Özellikle Ramazan aylarında düzenlenen “Baklava Alayı”, bu tatlının törensel kimliğine işaret ediyordu. Gümüş tepsilerde Yeniçerilere sunulan baklava, sadece bir ikram değil, devletin gücünü ve cömertliğini temsil eden bir araca dönüşmüştü.

Malzemelerin değişen dili

Burak Onaran’ın katkıları, baklavanın içerdiği malzemelerin tarihsel ve kültürel dönüşümünü gözler önüne serdi. Osmanlı mutfağında bademli, kaymaklı ya da mercimekli çeşitlerin bulunduğunu aktaran Onaran, günümüzde Antep fıstığının neden baskın malzeme haline geldiğini ticari, estetik ve üretim kolaylığı gibi faktörlerle açıkladı.  Onaran’ın “Minicik bir acı ceviz bile bütün tepsinin tadını bozar. Ama Antep fıstığı her haliyle güzeldir” cümlesi, malzeme seçiminin arkasındaki ekonomik tercihi özetliyordu.

Yuvarlaktan kareye: tepsinin evrimi

Söyleşide dikkat çeken bir diğer başlık, baklavanın pişirildiği tepsilerin tarihsel dönüşümüydü. Osmanlı döneminde yaygın olan yuvarlak tepsiler, yerini zamanla kare ve dikdörtgen tepsilere bırakmıştı. Bu değişim yalnızca estetik değil; üretim ve porsiyonlama açısından da fonksiyonel bir dönüşüme işaret ediyordu. Sunum biçiminin bile tarihsel ve toplumsal bağlamlara göre şekillendiği örneklerden biri olarak öne çıktı.

Gaziantep’te evde baklava yapılmıyor

Etkinlikte en fazla şaşkınlık yaratan bilgilerden biri, Gaziantep’te kadınların evde baklava yapmamasıydı. Onaran, Antep’te baklava yapımının bir ustalık mesleği haline geldiğini ve erkekler tarafından sürdürüldüğünü belirtti. Bu gelenek, kentteki profesyonel mutfak kültürünün bir yansımasıydı.
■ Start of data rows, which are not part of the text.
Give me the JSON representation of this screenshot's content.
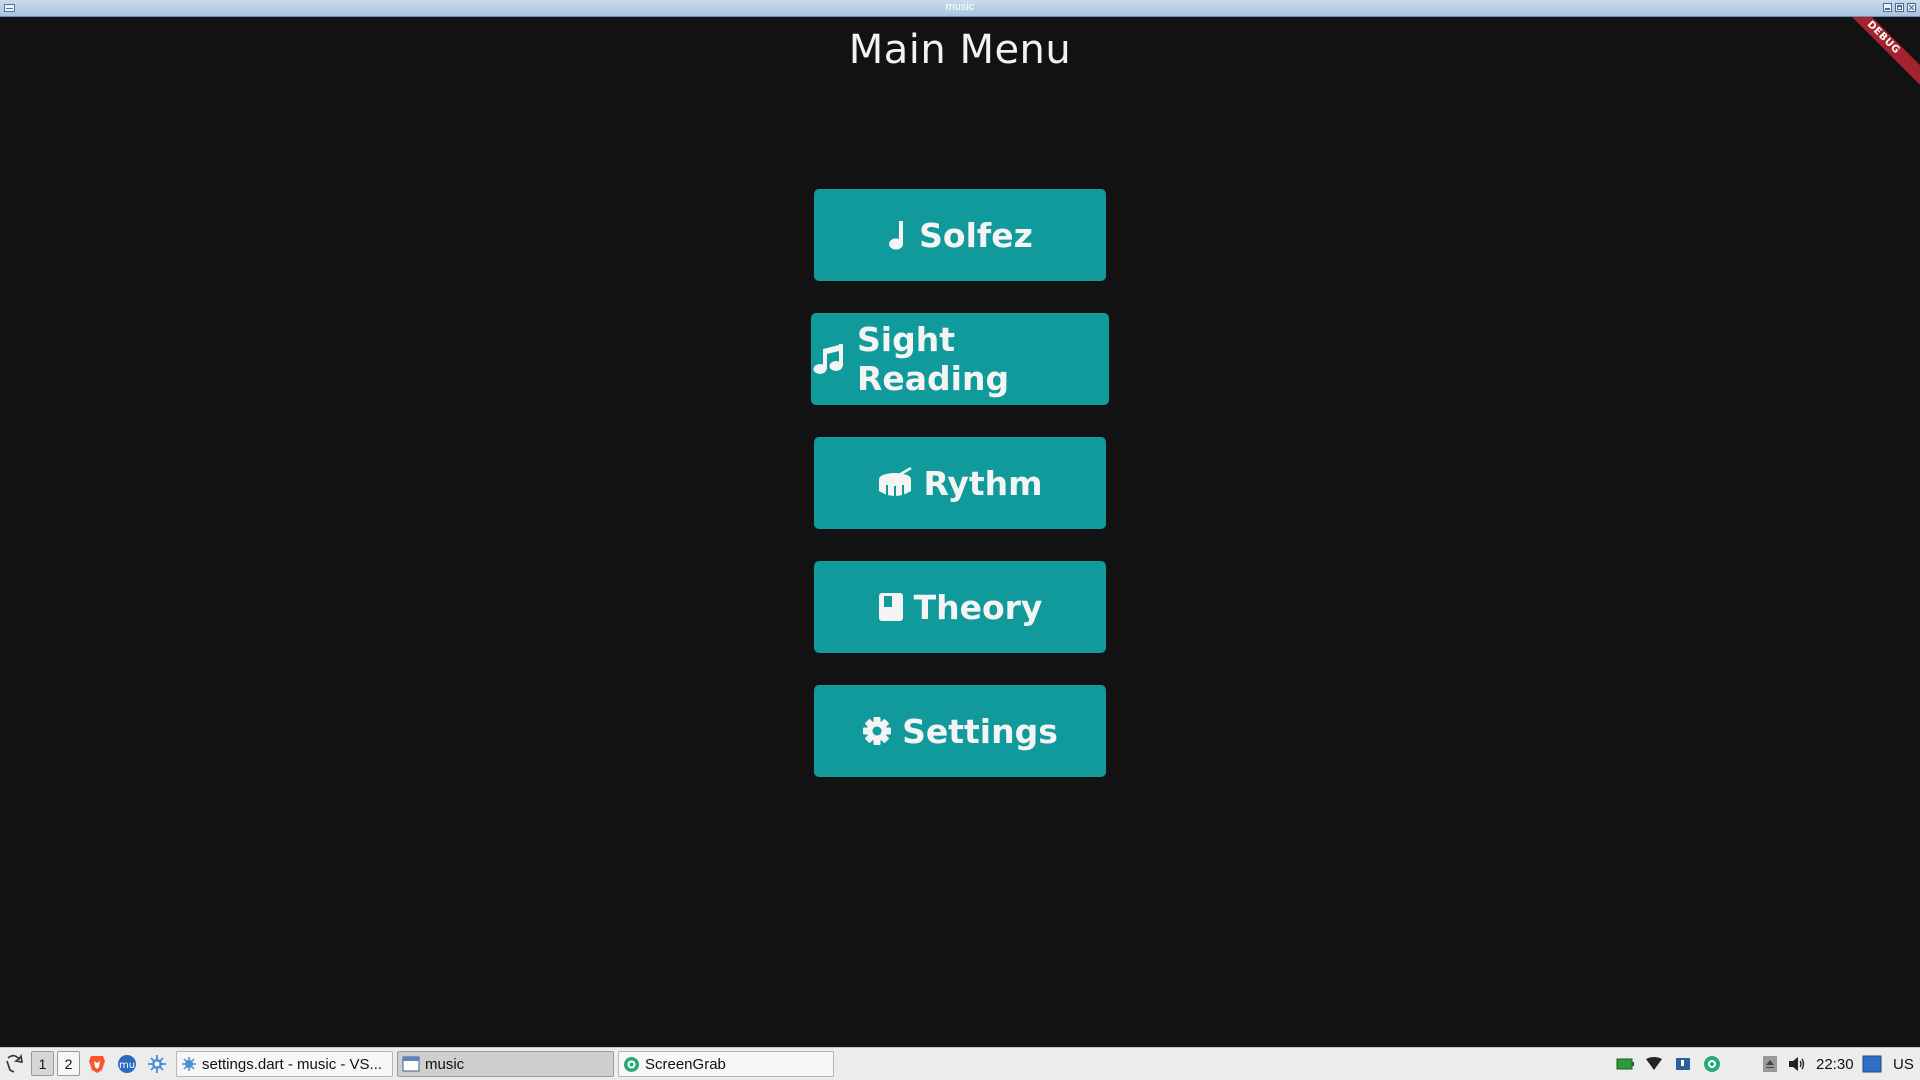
{
  "window": {
    "title": "music"
  },
  "app": {
    "page_title": "Main Menu",
    "debug_banner": "DEBUG",
    "menu_items": [
      {
        "label": "Solfez",
        "icon": "music-note-icon"
      },
      {
        "label": "Sight Reading",
        "icon": "music-notes-icon"
      },
      {
        "label": "Rythm",
        "icon": "drum-icon"
      },
      {
        "label": "Theory",
        "icon": "book-icon"
      },
      {
        "label": "Settings",
        "icon": "gear-icon"
      }
    ]
  },
  "taskbar": {
    "workspaces": [
      "1",
      "2"
    ],
    "tasks": [
      {
        "label": "settings.dart - music - VS..."
      },
      {
        "label": "music"
      },
      {
        "label": "ScreenGrab"
      }
    ],
    "clock": "22:30",
    "keyboard_layout": "US"
  },
  "colors": {
    "background": "#121212",
    "button": "#119a9c",
    "button_text": "#f4f4f4",
    "debug_banner": "#a4232f"
  }
}
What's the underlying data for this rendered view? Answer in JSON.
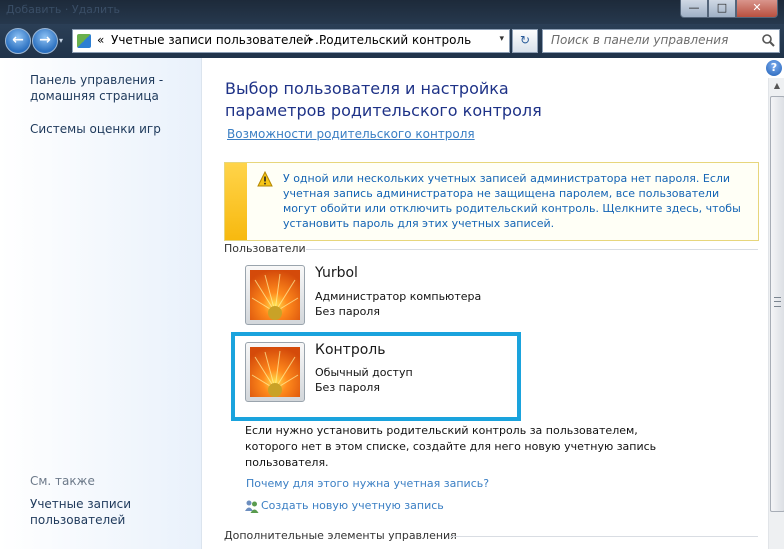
{
  "window": {
    "title": "Добавить · Удалить",
    "controls": {
      "minimize": "—",
      "maximize": "□",
      "close": "✕"
    }
  },
  "nav": {
    "back_glyph": "←",
    "forward_glyph": "→",
    "dropdown_glyph": "▾"
  },
  "address": {
    "chevron": "«",
    "crumb1": "Учетные записи пользователей ...",
    "separator": "▸",
    "crumb2": "Родительский контроль",
    "dropdown_glyph": "▾",
    "refresh_glyph": "↻"
  },
  "search": {
    "placeholder": "Поиск в панели управления"
  },
  "sidebar": {
    "home_line1": "Панель управления -",
    "home_line2": "домашняя страница",
    "ratings": "Системы оценки игр",
    "see_also": "См. также",
    "accounts_line1": "Учетные записи",
    "accounts_line2": "пользователей"
  },
  "main": {
    "help_glyph": "?",
    "title": "Выбор пользователя и настройка параметров родительского контроля",
    "features_link": "Возможности родительского контроля",
    "warning": "У одной или нескольких учетных записей администратора нет пароля. Если учетная запись администратора не защищена паролем, все пользователи могут обойти или отключить родительский контроль. Щелкните здесь, чтобы установить пароль для этих учетных записей.",
    "users_heading": "Пользователи",
    "users": [
      {
        "name": "Yurbol",
        "role": "Администратор компьютера",
        "password": "Без пароля"
      },
      {
        "name": "Контроль",
        "role": "Обычный доступ",
        "password": "Без пароля"
      }
    ],
    "note": "Если нужно установить родительский контроль за пользователем, которого нет в этом списке, создайте для него новую учетную запись пользователя.",
    "why_link": "Почему для этого нужна учетная запись?",
    "create_link": "Создать новую учетную запись",
    "more_heading": "Дополнительные элементы управления"
  },
  "colors": {
    "selection_border": "#1aa3dd",
    "link": "#3b7fc4",
    "title": "#1e3287",
    "warning_strip": "#f7b90f"
  },
  "icons": {
    "back": "back-arrow-icon",
    "forward": "forward-arrow-icon",
    "refresh": "refresh-icon",
    "search": "search-icon",
    "help": "help-icon",
    "warning": "warning-triangle-icon",
    "avatar": "flower-avatar-icon",
    "create_account": "users-icon"
  }
}
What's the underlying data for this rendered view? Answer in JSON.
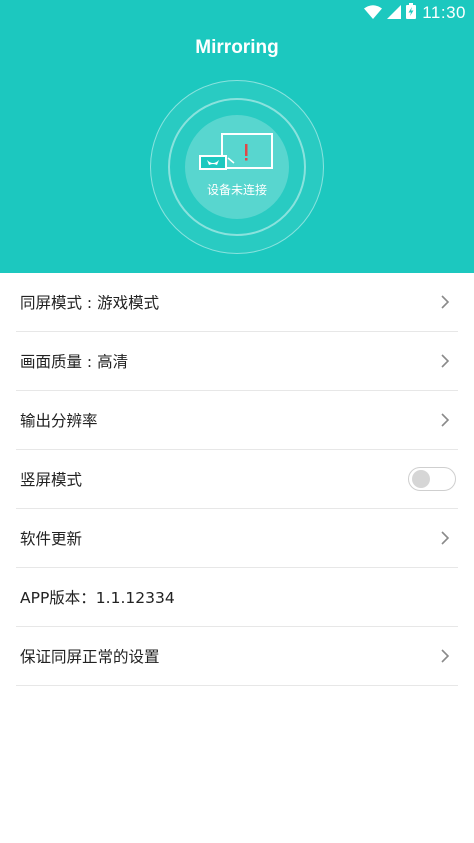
{
  "status_bar": {
    "time": "11:30",
    "icons": [
      "wifi-icon",
      "signal-icon",
      "battery-charging-icon"
    ]
  },
  "app": {
    "title": "Mirroring",
    "accent_color": "#1cc8bf"
  },
  "connection": {
    "status": "设备未连接",
    "icon": "screen-mirroring-icon"
  },
  "settings": {
    "items": [
      {
        "label": "同屏模式 : 游戏模式",
        "control": "chevron"
      },
      {
        "label": "画面质量 : 高清",
        "control": "chevron"
      },
      {
        "label": "输出分辨率",
        "control": "chevron"
      },
      {
        "label": "竖屏模式",
        "control": "toggle",
        "toggle_on": false
      },
      {
        "label": "软件更新",
        "control": "chevron"
      },
      {
        "label": "APP版本：1.1.12334",
        "control": "none"
      },
      {
        "label": "保证同屏正常的设置",
        "control": "chevron"
      }
    ]
  }
}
Buna karşılık İstanbul, İzmir ve Konya gibi şehirlerde baklava hâlâ evlerde, çoğunlukla kadınların deneyim ve hafızasına dayalı tariflerle hazırlanıyor. Yazılı olmayan, “göz kararı”, “bir tutam”, “kulak memesi kıvamında” gibi ölçüsüz ama isabetli tanımlar, sözlü kültürün güçlü bir devamını oluşturuyor. Priscilla Mary Işın’a göre bugün profesyonel baklavacılık erkeklerin elinde olabilir ama kültürün kökü mutfaklardaki kadınlarda.

Baklava bir kimlik midir?

Söyleşide, baklavanın yalnızca damak tadına hitap eden bir tatlı olmadığı, aynı zamanda kültürel kimliğin taşıyıcısı olduğuna da işaret edildi. Bayramlarda, düğünlerde, misafirlikte ve diplomatik sunumlarda yer bulan baklava, aynı zamanda bir hafıza nesnesine dönüşmüş durumda.

Bir zamanlar sarayda gümüş tepsilerde sunulan baklava, bugün sosyal medya paylaşımlarında ya da kargo kutularında yeniden biçimlenmiş olsa da, “ikram etme” geleneği sürüyor. Gelenekler biçim değiştiriyor ama anlamlarını tamamen yitirmiyor.